A lot of this is covered in the excellent book "Life on a Little Known Planet" by Howard Ensign Evans [1]. In the book he mentions an incident where California was suffering large citrus crop losses from some invasive insect. In Florida that insect was kept under control by a particular predator insect. California officials imported that predator--and nothing happened. It turned out that there was another species related to the predator, but it preyed on something other than the species that was invading California. These two predator species were similar enough that no one knew there were two of them. Even though this predator species played a major role in keeping a major agricultural pest at bay, there was only one or two scientists who actually studied them, and they weren't very well funded. There had simply not been enough research put in to notice that they were dealing with two species.
[1] https://www.amazon.com/Life-Little-Known-Planet-Biologists/d...
A nice illustration of how much we still don't know about insects. There are around 7 000 new insect species found every year. Entomologists estimate that there are around 10 000 000 undiscovered insect species.

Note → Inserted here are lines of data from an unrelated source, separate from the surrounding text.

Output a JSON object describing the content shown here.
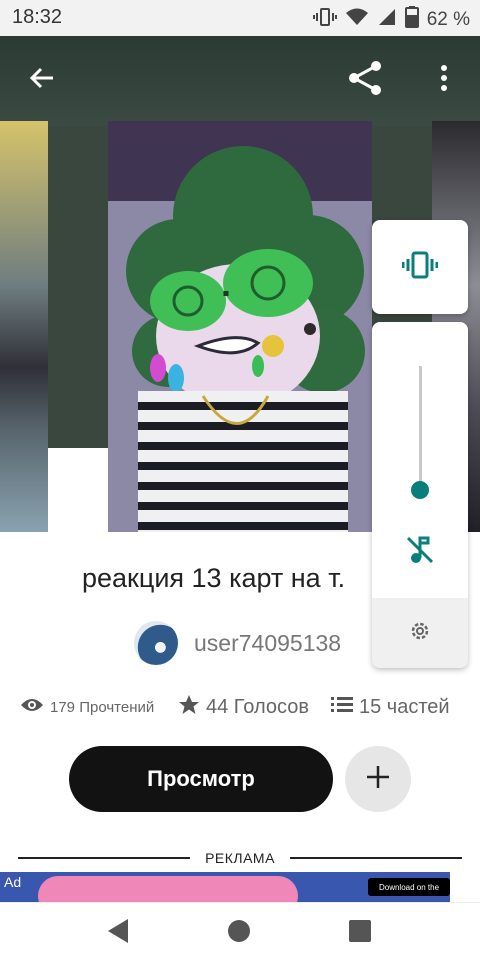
{
  "status_bar": {
    "time": "18:32",
    "battery": "62 %"
  },
  "story": {
    "title": "реакция 13 карт на т.",
    "author": "user74095138",
    "reads": "179 Прочтений",
    "votes": "44 Голосов",
    "parts": "15 частей"
  },
  "actions": {
    "read_label": "Просмотр"
  },
  "ad": {
    "divider_label": "РЕКЛАМА",
    "tag": "Ad",
    "store_badge": "Download on the"
  },
  "volume_panel": {
    "level": 0.1,
    "accent_color": "#097f7c"
  },
  "icons": {
    "back": "arrow-left-icon",
    "share": "share-icon",
    "more": "more-vert-icon",
    "vibrate": "vibrate-icon",
    "mute": "music-off-icon",
    "settings": "gear-icon",
    "reads": "eye-icon",
    "votes": "star-icon",
    "parts": "list-icon",
    "add": "plus-icon"
  }
}
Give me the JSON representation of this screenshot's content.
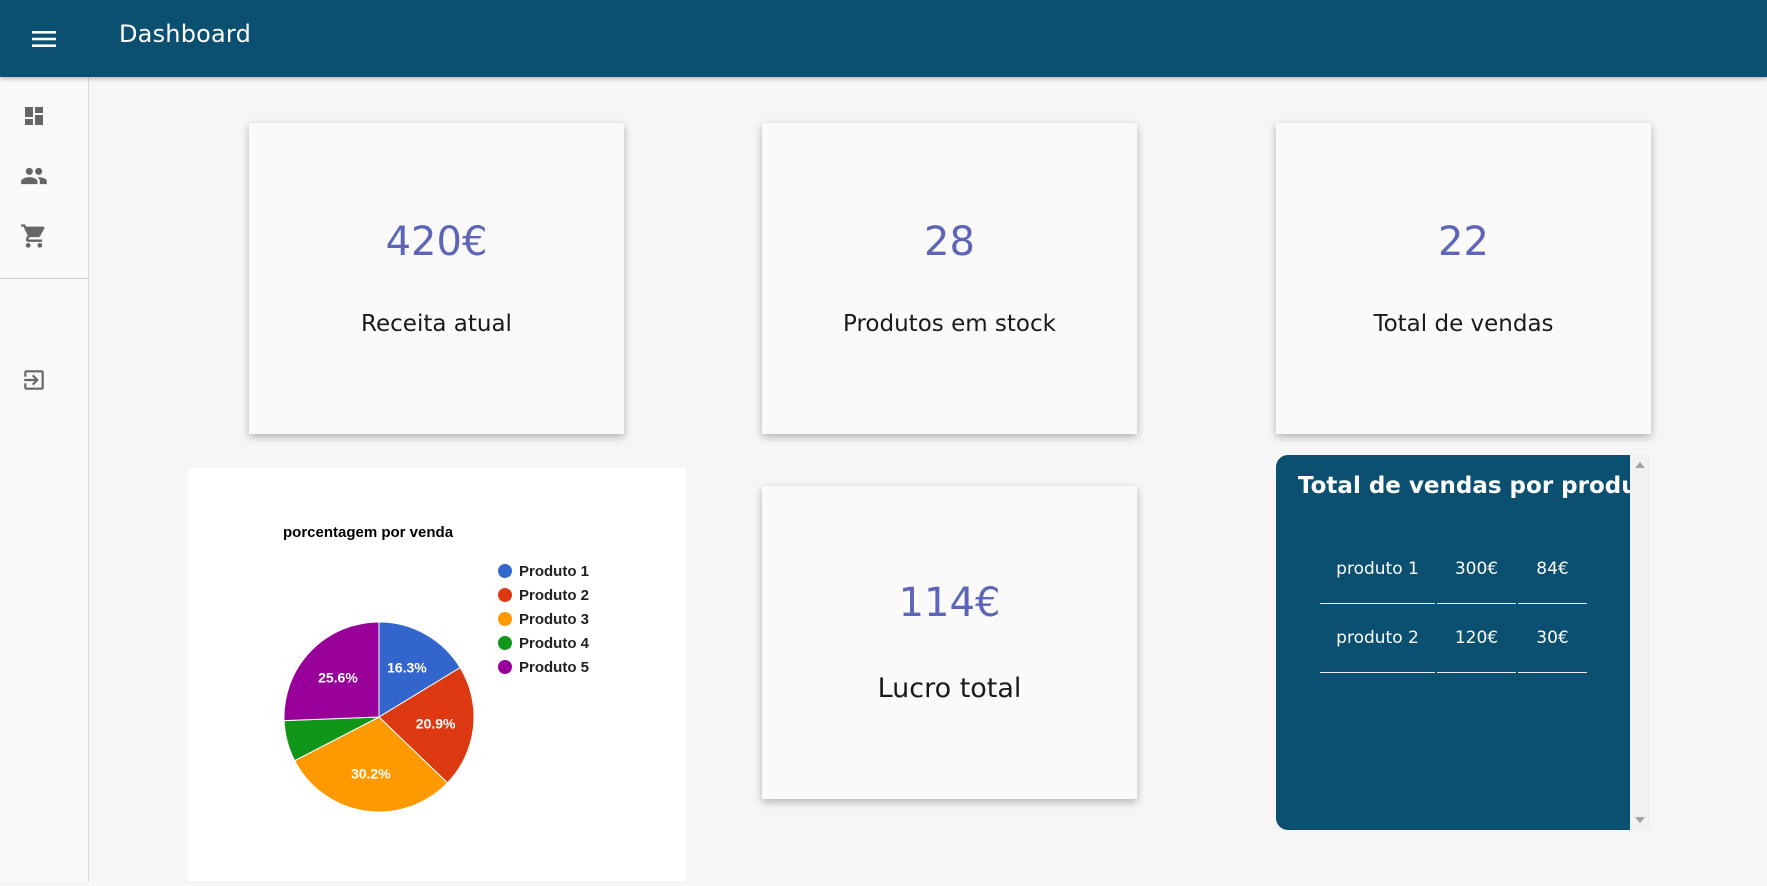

I read a great popular science book on insects [1] (well, I listened to the audiobook edition...does that count as reading it?), and the author said that every summer he put traps to catch flying insects outside his New England house, and nearly every summer he would find insects that were not yet known to science. He'd even find parasitic wasps, the type of insect he was one of the world's foremost experts on, that were not yet known to science.
When it comes to discovering new insect species it seems the hard part is not actually finding them. To do that you just have to regularly capture insects. You don't even have to go to some exotic place that humans have rarely visited--your backyard is probably good enough.
The hard part is recognizing that one of the ones you captured is not one of the 1 000 000 species already known.